Wildfire season ends statewide on Oct. 22

October 23, 2012

It’s official: At midnight on Oct. 22 the last Oregon forest protection district went out of fire season, closing the 2012 season statewide. It was a long one. Eighty-plus consecutive days with no significant rainfall extended wildfire activity well into the fall. The last significant fire occurred on Oct. 18, a 16-acre blaze in the South Cascade District.

On the 16 million acres protected by the Oregon Department of Forestry, it was an average season. Just under 700 fires burned about 17,000 acres. The running 10-year average is 971 fires burning about 21,000 acres.

But 2012 saw plenty of fire on the rangelands of southcentral and southeastern Oregon. At 557,648 acres, the Long Draw Fire rewrote the record book, racing across the high desert to become the largest blaze in Oregon in more than a century. 

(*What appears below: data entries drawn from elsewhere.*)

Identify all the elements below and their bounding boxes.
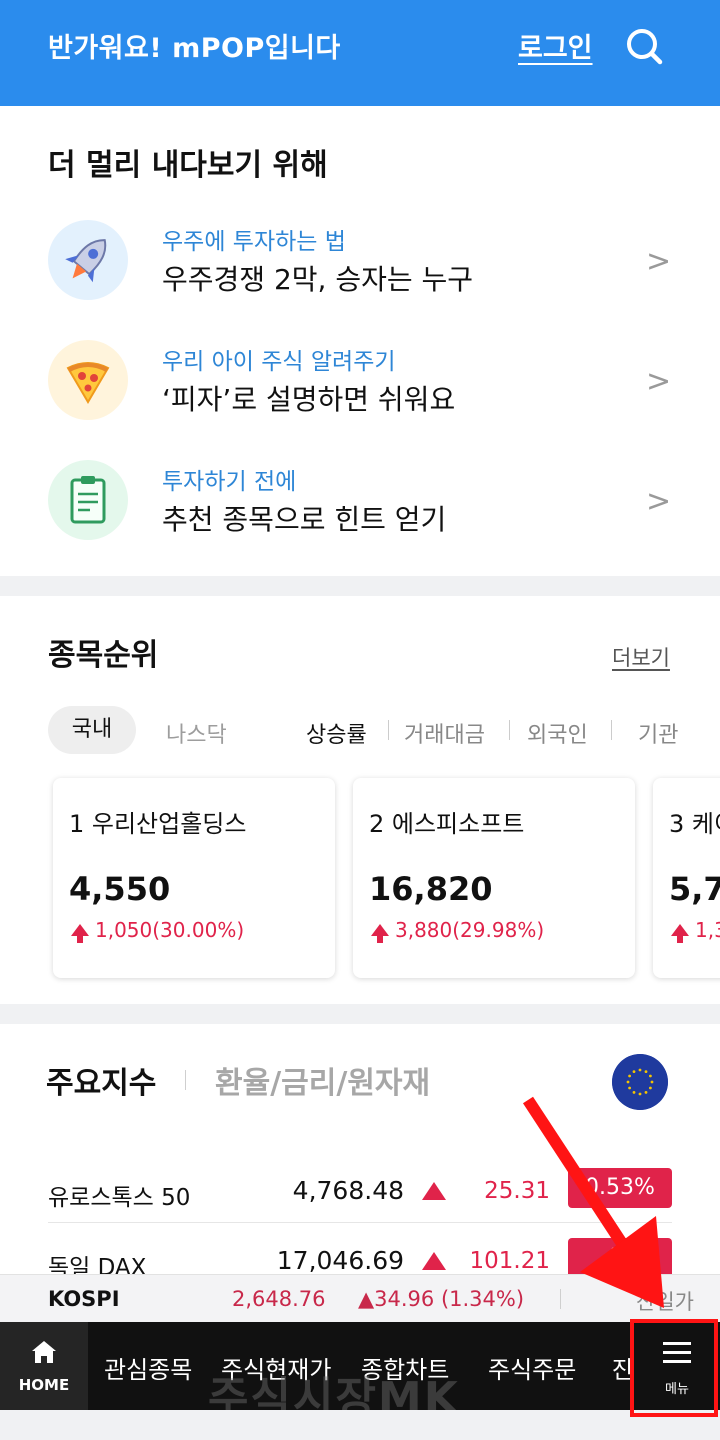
stock-card[interactable]: 2 에스피소프트 16,820 3,880(29.98%): [353, 778, 635, 978]
stock-card[interactable]: 1 우리산업홀딩스 4,550 1,050(30.00%): [53, 778, 335, 978]
divider: [509, 720, 510, 740]
divider: [388, 720, 389, 740]
nav-item-watchlist[interactable]: 관심종목: [104, 1350, 192, 1385]
index-value: 4,768.48: [292, 1176, 404, 1205]
stock-change: 1,050(30.00%): [71, 918, 245, 943]
section-title: 더 멀리 내다보기 위해: [48, 148, 328, 183]
home-label: HOME: [18, 1376, 70, 1394]
market-ticker[interactable]: KOSPI 2,648.76 ▲34.96 (1.34%) 산일가: [0, 1274, 720, 1322]
feature-title: 우주경쟁 2막, 승자는 누구: [162, 263, 474, 296]
feature-title: 추천 종목으로 힌트 얻기: [162, 503, 447, 536]
chevron-right-icon: >: [646, 484, 672, 519]
sort-tab-foreigner[interactable]: 외국인: [527, 717, 588, 749]
home-icon: [32, 1341, 56, 1363]
index-value: 17,046.69: [276, 1246, 404, 1275]
feature-subtitle: 우리 아이 주식 알려주기: [162, 349, 396, 375]
tab-major-indices[interactable]: 주요지수: [46, 1058, 156, 1102]
clipboard-icon: [48, 460, 128, 540]
indices-section: 주요지수 환율/금리/원자재 유로스톡스 50 4,768.48 25.31 0…: [0, 1024, 720, 1281]
ticker-change: ▲34.96 (1.34%): [358, 1287, 525, 1311]
more-link[interactable]: 더보기: [612, 642, 670, 672]
greeting-title: 반가워요! mPOP입니다: [48, 33, 341, 64]
search-icon[interactable]: [624, 26, 664, 66]
sort-tab-rise-rate[interactable]: 상승률: [306, 717, 367, 749]
rocket-icon: [48, 220, 128, 300]
divider: [611, 720, 612, 740]
section-title: 종목순위: [48, 638, 159, 673]
stock-change-value: 1,3: [695, 918, 720, 942]
up-triangle-icon: [422, 1252, 446, 1270]
stock-change-value: 1,050(30.00%): [95, 918, 245, 942]
pizza-icon: [48, 340, 128, 420]
home-button[interactable]: HOME: [0, 1322, 88, 1410]
stock-price: 4,550: [69, 870, 171, 908]
up-triangle-icon: [422, 1182, 446, 1200]
feature-item-recommend[interactable]: 투자하기 전에 추천 종목으로 힌트 얻기 >: [0, 456, 720, 566]
feature-subtitle: 투자하기 전에: [162, 469, 297, 495]
index-change: 25.31: [484, 1178, 550, 1204]
up-arrow-icon: [371, 924, 389, 943]
bottom-strip: [0, 1410, 720, 1440]
tab-exchange-rates[interactable]: 환율/금리/원자재: [215, 1058, 430, 1102]
stock-name: 1 우리산업홀딩스: [69, 810, 247, 838]
index-change: 101.21: [469, 1248, 550, 1274]
up-arrow-icon: [71, 924, 89, 943]
feature-item-space[interactable]: 우주에 투자하는 법 우주경쟁 2막, 승자는 누구 >: [0, 216, 720, 326]
index-row[interactable]: 유로스톡스 50 4,768.48 25.31 0.53%: [48, 1166, 672, 1236]
up-arrow-icon: [671, 924, 689, 943]
stock-change-value: 3,880(29.98%): [395, 918, 545, 942]
stock-price: 16,820: [369, 870, 493, 908]
index-percent-badge: %: [568, 1238, 672, 1278]
chevron-right-icon: >: [646, 364, 672, 399]
stock-change: 3,880(29.98%): [371, 918, 545, 943]
tab-domestic[interactable]: 국내: [48, 706, 136, 754]
login-link[interactable]: 로그인: [518, 26, 593, 65]
feature-item-pizza[interactable]: 우리 아이 주식 알려주기 ‘피자’로 설명하면 쉬워요 >: [0, 336, 720, 446]
highlight-frame: [630, 1319, 718, 1417]
ranking-section: 종목순위 더보기 국내 나스닥 상승률 거래대금 외국인 기관 1 우리산업홀딩…: [0, 596, 720, 1004]
feature-section: 더 멀리 내다보기 위해 우주에 투자하는 법 우주경쟁 2막, 승자는 누구 …: [0, 106, 720, 576]
app-header: 반가워요! mPOP입니다 로그인: [0, 0, 720, 106]
stock-change: 1,3: [671, 918, 720, 943]
stock-name: 2 에스피소프트: [369, 810, 525, 838]
stock-card[interactable]: 3 케이 5,7 1,3: [653, 778, 720, 978]
sort-tab-institution[interactable]: 기관: [638, 717, 678, 749]
feature-subtitle: 우주에 투자하는 법: [162, 229, 346, 255]
index-name: 유로스톡스 50: [48, 1185, 191, 1211]
chevron-right-icon: >: [646, 244, 672, 279]
tab-nasdaq[interactable]: 나스닥: [166, 717, 227, 749]
stock-price: 5,7: [669, 870, 720, 908]
divider: [185, 1070, 186, 1090]
divider: [560, 1289, 561, 1309]
sort-tab-trade-amount[interactable]: 거래대금: [404, 717, 485, 749]
nav-item-order[interactable]: 주식주문: [488, 1350, 576, 1385]
index-percent-badge: 0.53%: [568, 1168, 672, 1208]
ticker-name: KOSPI: [48, 1287, 120, 1311]
row-divider: [48, 1222, 672, 1223]
eu-flag-icon[interactable]: [612, 1054, 668, 1110]
stock-name: 3 케이: [669, 810, 720, 838]
screen: 반가워요! mPOP입니다 로그인 더 멀리 내다보기 위해 우주에 투자하는 …: [0, 0, 720, 1440]
ticker-extra: 산일가: [636, 1290, 694, 1314]
feature-title: ‘피자’로 설명하면 쉬워요: [162, 383, 456, 416]
ticker-value: 2,648.76: [232, 1287, 326, 1311]
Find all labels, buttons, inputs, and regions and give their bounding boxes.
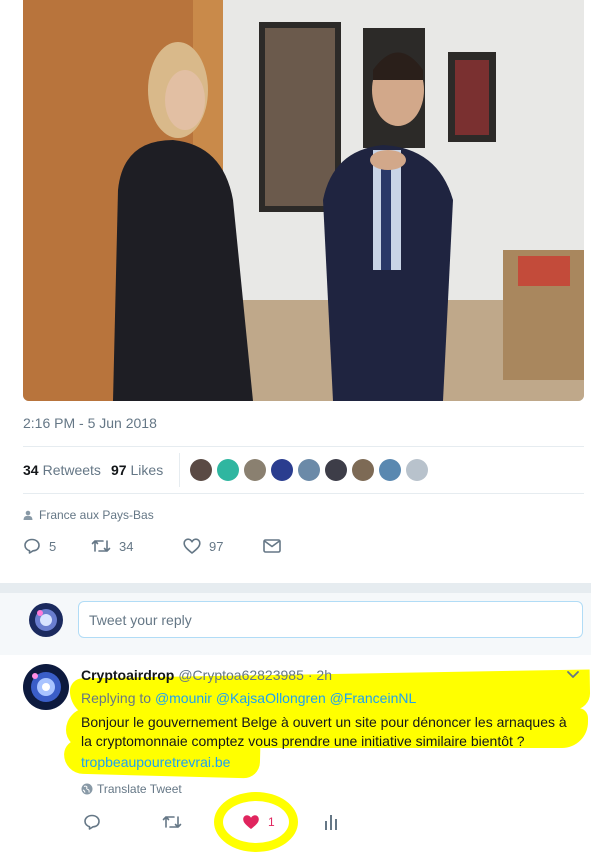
liker-avatar[interactable]	[379, 459, 402, 481]
bar-chart-icon	[325, 815, 337, 830]
replying-to: Replying to @mounir @KajsaOllongren @Fra…	[81, 690, 416, 706]
likes-stat[interactable]: 97 Likes	[111, 462, 163, 478]
like-button[interactable]: 97	[183, 538, 263, 554]
reply-icon	[84, 814, 100, 830]
liker-avatar[interactable]	[271, 459, 294, 481]
liker-avatar[interactable]	[244, 459, 267, 481]
heart-icon	[183, 538, 201, 554]
tweet-actions: 5 34 97	[23, 537, 281, 555]
retweets-stat[interactable]: 34 Retweets	[23, 462, 101, 478]
reply-count: 5	[49, 538, 57, 554]
divider	[23, 493, 584, 494]
retweet-icon	[162, 816, 182, 828]
liker-avatar[interactable]	[217, 459, 240, 481]
likes-label: Likes	[130, 462, 164, 478]
current-user-avatar[interactable]	[29, 603, 63, 637]
reply-button[interactable]: 5	[23, 537, 91, 555]
divider	[23, 446, 584, 447]
translate-label: Translate Tweet	[97, 782, 182, 796]
tweet-photo[interactable]	[23, 0, 584, 401]
reply-header: Cryptoairdrop @Cryptoa62823985 · 2h	[81, 667, 332, 683]
mention-link[interactable]: @mounir	[155, 690, 212, 706]
retweet-count: 34	[119, 538, 134, 554]
retweets-label: Retweets	[42, 462, 101, 478]
like-count: 97	[209, 538, 224, 554]
liker-avatar[interactable]	[325, 459, 348, 481]
replying-to-label: Replying to	[81, 690, 152, 706]
section-separator	[0, 583, 591, 593]
liker-avatar[interactable]	[190, 459, 213, 481]
analytics-button[interactable]	[324, 814, 338, 830]
reply-text: Bonjour le gouvernement Belge à ouvert u…	[81, 714, 567, 749]
reply-author-avatar[interactable]	[23, 664, 69, 710]
envelope-icon	[263, 539, 281, 553]
retweet-icon	[91, 540, 111, 552]
tweet-location: France aux Pays-Bas	[23, 508, 154, 522]
liker-avatar[interactable]	[352, 459, 375, 481]
reply-time[interactable]: · 2h	[308, 667, 332, 683]
tweet-stats: 34 Retweets 97 Likes	[23, 453, 429, 487]
translate-tweet[interactable]: Translate Tweet	[81, 782, 182, 796]
direct-message-button[interactable]	[263, 539, 281, 553]
reply-url-link[interactable]: tropbeaupouretrevrai.be	[81, 754, 230, 770]
reply-author-name[interactable]: Cryptoairdrop	[81, 667, 174, 683]
stats-separator	[179, 453, 181, 487]
reply-input[interactable]	[78, 601, 583, 638]
mention-link[interactable]: @KajsaOllongren	[216, 690, 326, 706]
liker-avatar[interactable]	[298, 459, 321, 481]
mention-link[interactable]: @FranceinNL	[330, 690, 417, 706]
reply-icon	[24, 538, 40, 554]
liker-avatar[interactable]	[406, 459, 429, 481]
location-label: France aux Pays-Bas	[39, 508, 154, 522]
reply-actions: 1	[83, 813, 338, 831]
globe-icon	[81, 783, 93, 795]
retweet-button[interactable]: 34	[91, 538, 183, 554]
liker-avatars	[190, 459, 429, 481]
highlighter-circle	[214, 792, 298, 852]
reply-button[interactable]	[83, 813, 162, 831]
retweets-count: 34	[23, 462, 39, 478]
tweet-timestamp[interactable]: 2:16 PM - 5 Jun 2018	[23, 415, 157, 431]
reply-author-handle[interactable]: @Cryptoa62823985	[178, 667, 304, 683]
chevron-down-icon[interactable]	[566, 670, 580, 680]
likes-count: 97	[110, 462, 127, 478]
person-icon	[23, 510, 33, 520]
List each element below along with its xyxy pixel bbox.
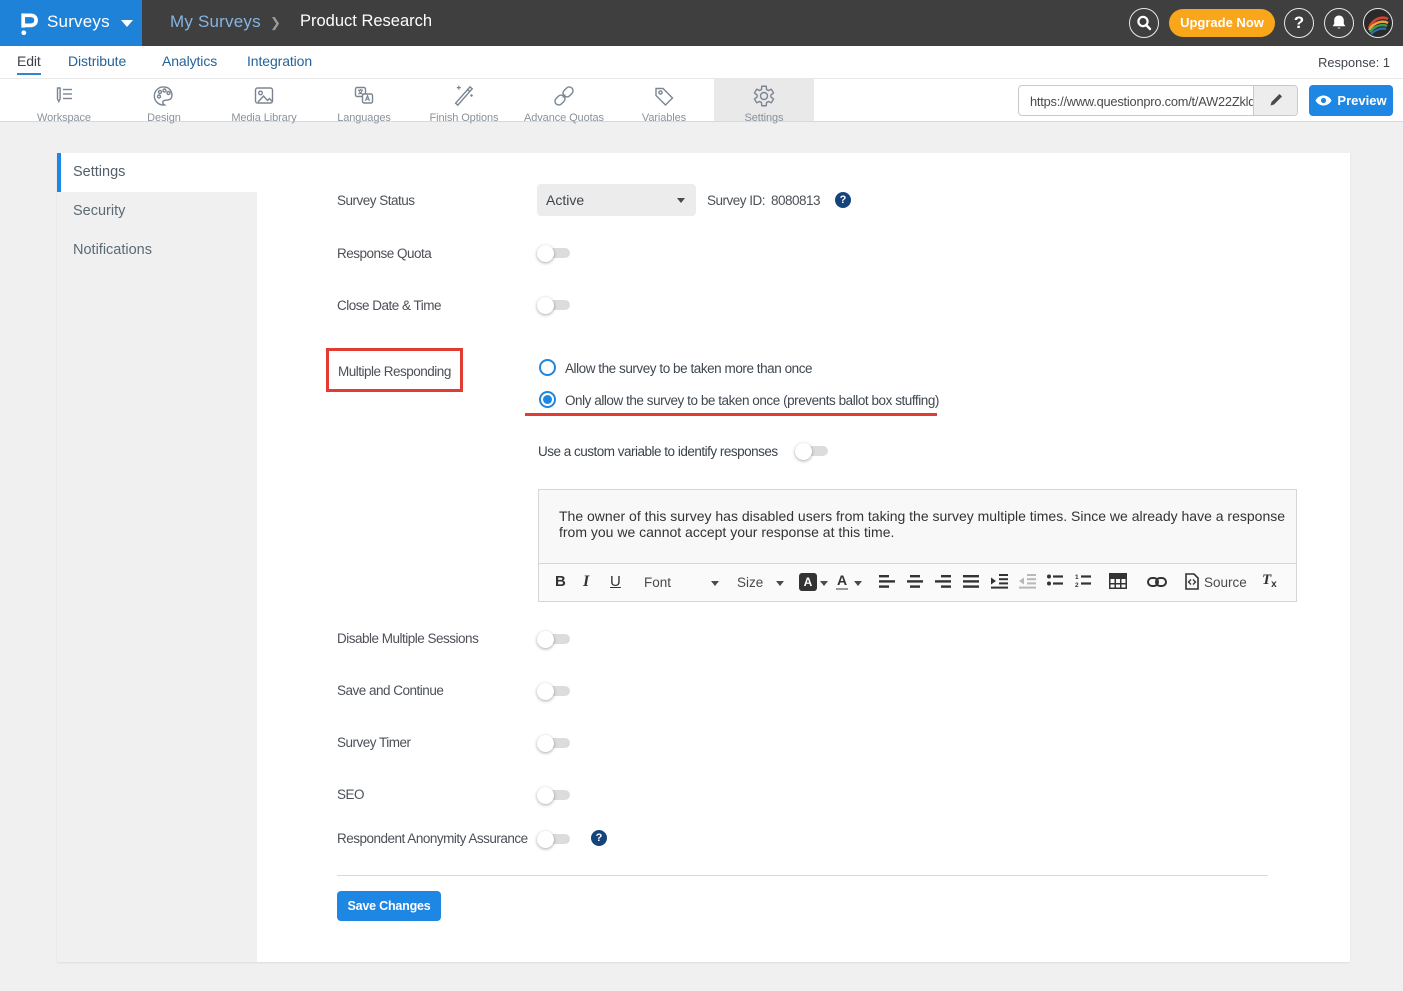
svg-text:2: 2 <box>1075 582 1079 589</box>
svg-text:1: 1 <box>1075 574 1079 581</box>
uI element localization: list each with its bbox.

Nearly as big, the Holloway Fire burned 461,047 acres along the border with Nevada. The fire’s perimeter included some 245,000 acres burned on the Oregon side. Other large range fires contributed to the total of 1.26 million acres burned on all jurisdictions in the state.

Oregon Department of Forestry firefighters, forest landowners and volunteers with the Rangeland Fire Protection Associations teamed with federal and rural fire departments to minimize the spread of these rangeland fires onto private forestlands.